Article ID | Journal | Published Year | Pages | File Type |
---|---|---|---|---|
3063998 | Journal of Neuroimmunology | 2014 | 4 Pages |
•Our findings demonstrated that ouabain induced hyperlocomotion in rats.•The cytokine IL-6 was decreased in the striatum after ouabain administration.•Ouabain didn't alter IL-1β, IL-10, TNF-α and CINC-1 in any brain structure evaluated, serum or CSF.

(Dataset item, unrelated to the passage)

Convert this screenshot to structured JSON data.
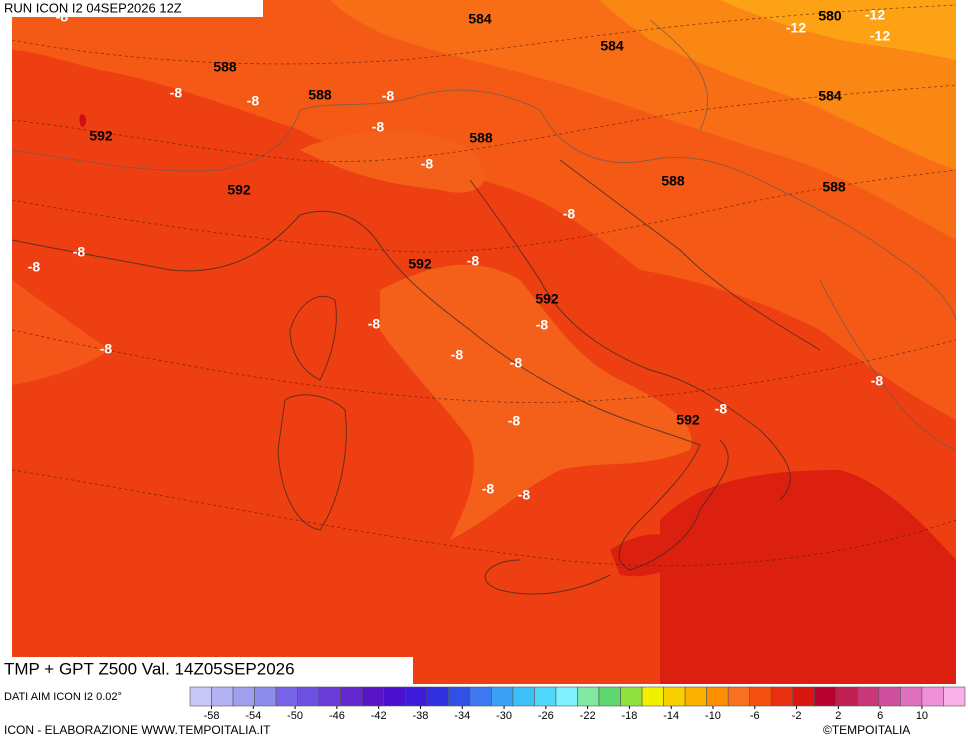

Bipolar disorder (BD) is a chronic and severe psychiatric disorder and despite its importance, little is known about the precise pathophysiology of this disorder. Several studies have reported that inflammation plays a role in the pathogenesis of BD and that cytokines are altered in these patients. Intracerebroventricular (ICV) injection of ouabain (a potent Na+/K+-ATPase inhibitor) in rats resulted in manic-like effects and it has been widely used as an animal model of bipolar mania. In this study, we assessed the cytokine levels (IL-1β, IL-6, IL-10, TNF-α, CINC-1) in the brain structures (hippocampus, striatum, frontal cortex, amygdala), serum and cerebrospinal fluid (CSF) of rats submitted to an animal model of mania induced by ouabain. Our findings demonstrated that ouabain induced hyperlocomotion in rats. However, the only cytokine that showed alteration was IL-6, which was decreased in the striatum after ouabain administration. In conclusion, despite the ouabain administration in rats be a valid model to study the physiopathology of bipolar mania, it seems that this model was not able to mimic the changes in cytokines observed in bipolar patients.